Search code examples
jsoncsvexport-to-csvjq

Export json via jq to csv


I have this output as test.json ( Its an AWS extract, but I have changed the names )

[
    {
        "InstanceId": "I-1234",
        "Vol": "vol-5678",
        "Delete": false,
        "State": "in-use",
        "Tags": [
            {
                "Key": "Size",
                "Value": "large"
            },
            {
                "Key": "Colour",
                "Value": "red"
            },
            {
                "Key": "Shape",
                "Value": "square"
            },
            {
                "Key": "Weight",
                "Value": "light"
            }
        ]
    }
]

I want to export specific fields, including all tags to a csv, so it looks like this:

id,vol,state,size,colour,shape,weight
value,value,value,value,value,value,value

I have run this:

cat test.json | jq -c ' { id: .[].InstanceId, vol: .[].Vol, tags: .[].Tags | map ( [ .Key, .Value] | join (":")) | @csv } ' >> test.csv

And it looks like this:

cat test.csv
{"id":"I-1234","vol":"vol-5678","tags":"\"Size:large\",\"Colour:red\",\"Shape:square\",\"Weight:25kg\""}

if I open in Excel, looks like:

{"id":"I-1234"  vol:"vol-5678"  tags:"\"Size:large\"    \"Colour:red\"  \"Shape:square\"    \"Weight:25kg\""}

I will be looping this over many aws resources, and would like to keep appending to csv.

I want to remove 
{ } at beginning and end.

the key description I would like at top as a header, rather than to the left of the value..

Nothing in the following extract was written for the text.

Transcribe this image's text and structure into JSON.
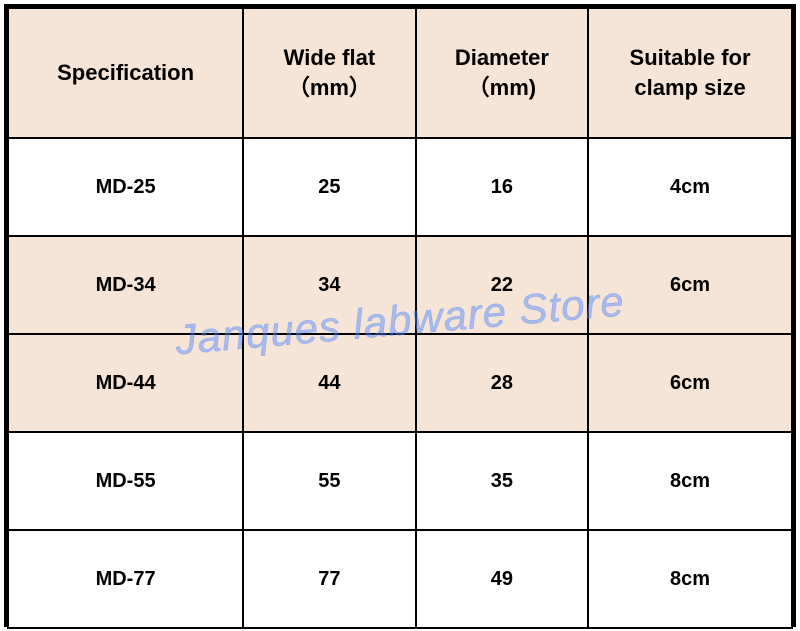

    so for: "id":"I-1234"   vol:"vol-5678"
    I would like
    id, vol
    I-1234, vol-5678

and the same with the Tags
remove the Array Name: "tags:" ( think its the array name, I'm not a developer, infrastructure dude! ) and just leave
Size,Colour,Shape,Weight, ...
large,red,square,25kg, ...

Can anyone help, point me in the right direction ..
thanks .. :)

Solution

  • jq -r '
      ["Size","Colour","Shape","Weight"] as $Keys
      | (["id", "vol"] + ($Keys|map(ascii_downcase))),
        ( .[]
         | (.Tags|from_entries) as $dict
         | [.InstanceId, .Vol, $dict[$Keys[]]] )
      | @csv
    '
    

    This will produce valid CSV, with the columns in the desired order, irrespective of the ordering of the items in the .Tags array.

    If you don't want the strings in the rows to be quoted, then (at the risk of not having valid CSV) one option to consider would be replacing @csv above by join(","). Alternatively, you might wish to consider using @tsv and then replacing the tabs by commas (e.g. using sed or tror even jq :-).